Não deixa de ser espantoso que uma ditadura tenha queimado a obra, junto com outras do mesmo autor, enquanto outra ditadura, por muitos considerada mais feroz, a tenha acolhido para leitura de adolescentes em início de puberdade.

Ray Brabury, no seu Fahrenheit 451, trata exatamente desse triste assunto: o da censura e queima de livros por mentalidades e regimes obscurantistas.

Nesse excelente romance, que já nasceu clássico e que foi adaptado para o cinema por François Truffaut, Ray Bradbury discorre sobre um futuro não muito distante, quando os livros, proibidos, serão incendiados junto com seus possuidores. É uma contundente alegoria contra regimes autoritários, para os quais nada pode haver de mais perigoso do que certos tipos de livros.

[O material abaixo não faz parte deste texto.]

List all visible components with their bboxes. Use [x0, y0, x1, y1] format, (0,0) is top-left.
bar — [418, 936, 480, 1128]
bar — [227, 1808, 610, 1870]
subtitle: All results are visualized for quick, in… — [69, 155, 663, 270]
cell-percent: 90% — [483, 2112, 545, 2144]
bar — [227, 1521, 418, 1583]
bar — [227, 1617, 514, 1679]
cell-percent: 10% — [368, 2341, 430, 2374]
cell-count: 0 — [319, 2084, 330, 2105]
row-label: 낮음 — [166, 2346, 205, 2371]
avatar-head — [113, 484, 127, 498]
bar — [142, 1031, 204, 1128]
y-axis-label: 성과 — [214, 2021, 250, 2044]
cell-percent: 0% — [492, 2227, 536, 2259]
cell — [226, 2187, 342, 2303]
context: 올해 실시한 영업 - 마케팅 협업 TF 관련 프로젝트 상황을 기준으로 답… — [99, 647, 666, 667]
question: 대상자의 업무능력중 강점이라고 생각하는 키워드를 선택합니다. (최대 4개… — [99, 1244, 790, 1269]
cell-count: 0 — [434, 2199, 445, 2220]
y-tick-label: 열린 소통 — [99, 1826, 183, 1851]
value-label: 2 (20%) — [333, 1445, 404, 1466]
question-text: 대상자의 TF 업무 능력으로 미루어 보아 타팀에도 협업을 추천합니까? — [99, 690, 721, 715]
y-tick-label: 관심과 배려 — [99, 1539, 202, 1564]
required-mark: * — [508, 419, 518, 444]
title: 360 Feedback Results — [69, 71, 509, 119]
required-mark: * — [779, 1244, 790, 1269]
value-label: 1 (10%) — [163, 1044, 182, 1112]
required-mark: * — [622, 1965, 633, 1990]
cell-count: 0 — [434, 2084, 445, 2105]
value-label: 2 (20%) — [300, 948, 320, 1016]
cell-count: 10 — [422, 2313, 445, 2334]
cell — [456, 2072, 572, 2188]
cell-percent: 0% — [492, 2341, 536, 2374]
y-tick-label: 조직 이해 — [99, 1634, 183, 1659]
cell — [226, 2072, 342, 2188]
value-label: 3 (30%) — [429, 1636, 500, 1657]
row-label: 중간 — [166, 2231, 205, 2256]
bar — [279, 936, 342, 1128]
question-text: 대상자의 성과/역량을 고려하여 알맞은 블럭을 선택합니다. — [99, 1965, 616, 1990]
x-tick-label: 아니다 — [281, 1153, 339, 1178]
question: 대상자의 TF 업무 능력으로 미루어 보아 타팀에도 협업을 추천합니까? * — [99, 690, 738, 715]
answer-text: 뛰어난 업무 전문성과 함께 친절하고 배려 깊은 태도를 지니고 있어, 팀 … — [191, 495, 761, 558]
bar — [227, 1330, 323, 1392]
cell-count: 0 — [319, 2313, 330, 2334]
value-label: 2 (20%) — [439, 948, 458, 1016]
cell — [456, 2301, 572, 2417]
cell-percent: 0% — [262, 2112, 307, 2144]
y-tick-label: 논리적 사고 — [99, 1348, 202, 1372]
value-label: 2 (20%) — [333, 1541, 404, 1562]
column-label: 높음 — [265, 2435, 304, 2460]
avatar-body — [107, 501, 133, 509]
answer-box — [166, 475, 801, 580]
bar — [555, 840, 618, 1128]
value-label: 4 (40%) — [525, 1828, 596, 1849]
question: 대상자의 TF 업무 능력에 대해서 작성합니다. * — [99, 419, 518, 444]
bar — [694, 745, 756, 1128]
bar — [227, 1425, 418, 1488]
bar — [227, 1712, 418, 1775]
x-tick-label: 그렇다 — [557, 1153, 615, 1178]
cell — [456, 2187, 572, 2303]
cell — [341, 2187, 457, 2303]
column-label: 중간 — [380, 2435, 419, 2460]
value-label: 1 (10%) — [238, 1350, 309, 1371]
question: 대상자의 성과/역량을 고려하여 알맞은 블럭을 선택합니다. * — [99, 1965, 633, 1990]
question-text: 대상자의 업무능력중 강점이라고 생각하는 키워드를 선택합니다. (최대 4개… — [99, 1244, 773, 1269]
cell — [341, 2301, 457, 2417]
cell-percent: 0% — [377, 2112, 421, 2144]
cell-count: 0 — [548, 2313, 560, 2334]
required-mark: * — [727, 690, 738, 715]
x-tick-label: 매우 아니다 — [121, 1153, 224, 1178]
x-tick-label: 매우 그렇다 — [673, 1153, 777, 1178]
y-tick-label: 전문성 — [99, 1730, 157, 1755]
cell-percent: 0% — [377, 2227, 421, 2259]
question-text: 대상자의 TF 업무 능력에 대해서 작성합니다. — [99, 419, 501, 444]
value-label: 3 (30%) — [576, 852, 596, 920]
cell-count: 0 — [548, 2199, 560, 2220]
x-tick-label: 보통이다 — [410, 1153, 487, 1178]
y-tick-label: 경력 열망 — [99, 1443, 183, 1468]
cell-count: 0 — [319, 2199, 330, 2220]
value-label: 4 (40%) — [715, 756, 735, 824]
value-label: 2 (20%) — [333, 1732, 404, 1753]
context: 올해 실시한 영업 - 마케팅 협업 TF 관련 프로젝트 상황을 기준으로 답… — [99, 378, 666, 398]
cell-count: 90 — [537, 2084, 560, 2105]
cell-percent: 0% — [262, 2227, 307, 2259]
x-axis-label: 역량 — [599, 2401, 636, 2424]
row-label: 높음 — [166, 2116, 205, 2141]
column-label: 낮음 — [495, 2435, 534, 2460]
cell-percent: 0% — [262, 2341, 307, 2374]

No posfácio da presente edição em destaque, o autor norte-americano diz:.

Esfole, desosse, desmonte, escarifique, derreta, encurte, destrua. Todo adjetivo de quantidade, todo verbo de movimento, toda metáfora que pesasse mais que um mosquito – eliminados! Todo símile que teria feito a boca de um submentacapto se contorcer – desaparecido! Qualquer paralelo que explicasse a filosofia barata de um escritor de primeiro nível – perdido!.

(...)

Existe mais de uma maneira de queimar um livro. E o mundo está cheio de pessoas carregando fósforos acesos.

Fonte: Bradbury, Ray. Frahrenheit 451. São Paulo. Editora Globo, 2003.

Algumas leituras apressadas de Capitães de Areia, ao acusarem o livro de “libidinoso”, “imoral”, e mesmo “pornográfico”, fazem eco a práticas da censura e da queima de livros, quando o que está em jogo nesse romance é o abandono de crianças largadas à sua própria sorte e obrigadas a realizarem sua aprendizagem nas ruas, onde são exploradas e violentadas todos os dias.

Nesse caso, pornográfico não é o livro, mas a miséria que ele tem a coragem de denunciar na forma de romance. Comparar a realidade que ele retrata com a atual situação de crianças em risco social é uma atividade bastante interessante a ser realizada na escola, principalmente em épocas de filistinismo moralista como esta em que estamos nos afundando não sabemos até quando - nem até que ponto.

FONTE: Amado, Jorge. Capitães de Areia. Posfácio Milton Hatoum. São Paulo. Cia. Das Letras, 2008.